Headstrong budgets

Rafael Pampillón. Professor. IE Business School

4 November 2010

General budgets are too optimistic in terms of both income and expenditure, resulting in a greater deficit than previously thought, which means the government will have to issue more debt.

The proposed general state budgets for the year 2011 (in Spanish and hereinafter, PGE-2011) that were passed by the government yesterday come at a time of stagnation of the Spanish economy. Indeed, according to the consensus reached by economists, the Spanish economy will grow by only 0.4% in 2011 and not by the 1.3% forecast in the PGE-2011. This 0.4% growth will come from the foreign sector (+1.3%), since national demand will fall by 0.9%. The negative growth of internal demand is the result of reduced public spending and falls in investments: the construction of homes and public works will more or less come to a standstill in 2011. Furthermore, private consumption will not get going and will grow below 1% for three reasons:

(a) Spanish families´ lack of trust in the future, which makes them save as a precaution

(b) huge debts, especially mortgage debts, assumed during the expansive phase of the cycle, which makes individuals save more and, therefore, consume less so that they can repay what they owe to banks and savings banks

(c) a high level of unemployment, which will increase in 2011.

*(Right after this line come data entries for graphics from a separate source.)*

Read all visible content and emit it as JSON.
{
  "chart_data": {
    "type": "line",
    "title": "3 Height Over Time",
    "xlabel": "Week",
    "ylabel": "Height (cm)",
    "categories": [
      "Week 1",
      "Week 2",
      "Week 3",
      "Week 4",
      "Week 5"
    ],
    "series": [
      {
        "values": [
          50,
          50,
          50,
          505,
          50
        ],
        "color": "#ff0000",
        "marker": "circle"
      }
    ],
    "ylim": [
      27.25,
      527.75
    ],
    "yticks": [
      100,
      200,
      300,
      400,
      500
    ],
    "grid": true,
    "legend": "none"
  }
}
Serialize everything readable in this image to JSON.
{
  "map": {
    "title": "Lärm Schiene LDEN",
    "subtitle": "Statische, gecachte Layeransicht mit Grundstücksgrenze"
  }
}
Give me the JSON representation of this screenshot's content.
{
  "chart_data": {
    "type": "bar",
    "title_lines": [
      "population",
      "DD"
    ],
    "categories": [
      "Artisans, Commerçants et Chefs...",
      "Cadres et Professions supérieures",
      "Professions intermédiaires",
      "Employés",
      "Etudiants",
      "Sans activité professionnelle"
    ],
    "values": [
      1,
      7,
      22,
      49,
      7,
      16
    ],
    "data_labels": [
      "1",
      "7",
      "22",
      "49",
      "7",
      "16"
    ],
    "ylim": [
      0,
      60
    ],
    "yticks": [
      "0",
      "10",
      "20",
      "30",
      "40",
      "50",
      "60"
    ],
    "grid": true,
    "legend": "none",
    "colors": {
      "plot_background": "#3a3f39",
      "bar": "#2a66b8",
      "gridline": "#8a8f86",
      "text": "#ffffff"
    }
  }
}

The increase in taxes that was passed yesterday is taking us down the wrong road: (1) it will produce hardly any increase to fiscal revenue; (2) any increase in taxes will worsen the economic situation and take us further away from leaving the crisis behind. We must remember that the increase in the progressiveness of direct taxes has negative effects on the economy, since it discourages work, increases the underground economy and fosters the idleness of those who could make the greatest contributions with their work. Furthermore, as it is applied to workers with higher academic qualifications, it can lead to a brain-drain situation and prevent highly qualified labour from entering the country. We must also remember that Spain now has an income tax scale that is above the average of our neighbouring countries.

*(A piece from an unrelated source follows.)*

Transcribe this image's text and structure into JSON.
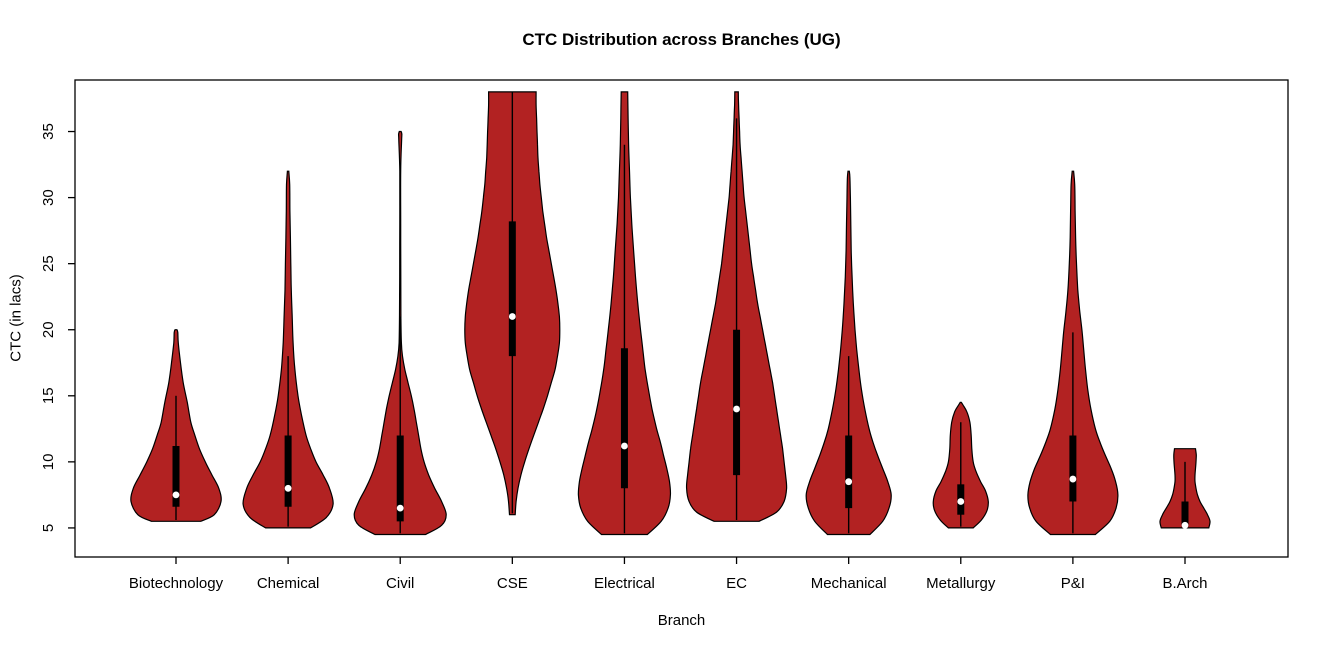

As far as state spending is concerned, the payments planned for unemployment subsidies and benefits do not seem very credible. According to the PGE-2011, they will amount to only €30,140 million, a figure that is lower than the amount that will actually be spent. Why the difference? Because the PGE-2011 anticipates a 0.3% increase in employment for the coming year, when the analysts´ forecasts point to a fall in employment of 0.8%. Greater unemployment in labour and lower employment than the levels mentioned in the budgets will make private consumption grow below 1% instead of the positive growth of 1.8% suggested in the budgets. This will also mean lower revenue from VAT and income tax than the amounts considered in the PGE-2011.

Greater public deficit

These incorrect predictions will mean that the budgetary deficit will be slightly higher than the forecasts, which point to a 6% deficit for every level of government, when the consensus reached by economists suggests 7%. That greater deficit will have to be financed by public debt, which will, in turn, require higher public spending on interests to be paid by the state. Furthermore, this greater need for finance for the public sector will make finance for the private sector of the economy more expensive. In a situation like the present, with heavy credit restrictions, demanding loanable funds from financial markets is not a good idea, since it generates an "expulsion" effect (in other words, by capturing part of the finance, the public sector expels the private sector from the economy).

The consequence of higher spending on unemployment and debt interests coupled with lower revenue from VAT and income tax is greater public deficit. In addition, revenue depends on economic growth, which is estimated in the PGE-2011 at 1.3% instead of the 0.4% proposed by the consensus. It is apparent that the budgets paint a somewhat optimistic picture that may be somewhat damaging for the government´s credibility and, therefore, the trust of the economic players. Therefore, the government needs to consider another tax policy and a greater reduction of public spending, especially as far as the autonomous communities and local authorities are concerned. For example, many public subsidy policies could be eliminated, since they are not necessary and will not improve the economy´s productivity. Trust in our government would then improve (and improvement is indeed necessary), but more importantly, we would be on track for solving the problems that affect the Spanish economy.